Introduction to working with corpora and programming in Python

Instructor: Katrin Erk
Office: Calhoun, Room 512.
Office hours: Tuesday 2-3:30 pm, and Wednesday 9:30-11 am.
Phone: 471-9020
Email: katrin dot erk at gmail dot com

Course description

This course is a combined introduction into working with text corpora and into the basics of programming in Python. It is aimed at graduate students in linguistics who would like to use text corpora for their investigations; previous programming experience is not required.

We will study the design, annotation formats, and analysis of text corpora. Topics to be discussed include: what types of corpora there are, and what kinds of research questions can be answered using a corpus; corpus annotation: principles and standards, formats, examples, and tests for annotation guidelines; tools and methods for searching and extracting information in corpora; and the basics of statistical modeling of corpus phenomena, including the selection and evaluation of models.

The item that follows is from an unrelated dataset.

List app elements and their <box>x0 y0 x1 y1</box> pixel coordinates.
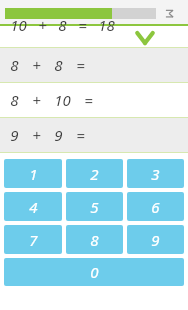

The introduction to programming in Python will start with a general introduction to key concepts of the language. Later, merging the two topics of the course, we will use Python to access and analyze corpus data.

Relevant links

Syllabus
Schedule
Course documents

Students enrolled in the course can access its Blackboard page.

Martin Wynne (ed): Developing Linguistic Corpora: a Guide to Good Practice. This is a nice collection of hands-on advice for corpus collection and annotation.

The Python tutorial, also available as a PDF document from this page. This tutorial contains rather condensed information, which may be more helpful for lookup than for learning Python in the first place. For a more extensive list of Python documentation sources, take a look at the Python Documentation Index.

Allen B. Downey, Jeffrey Elkner and Chris Meyers: How to Think Like a Computer Scientist: Learning with Python. This Python tutorial is more of a tutorial. Its only drawback for our purpuses is that it is not specifically geared at working with text. Especially the first chapter, which discusses what a computer program does and what it is made of, is quite unique.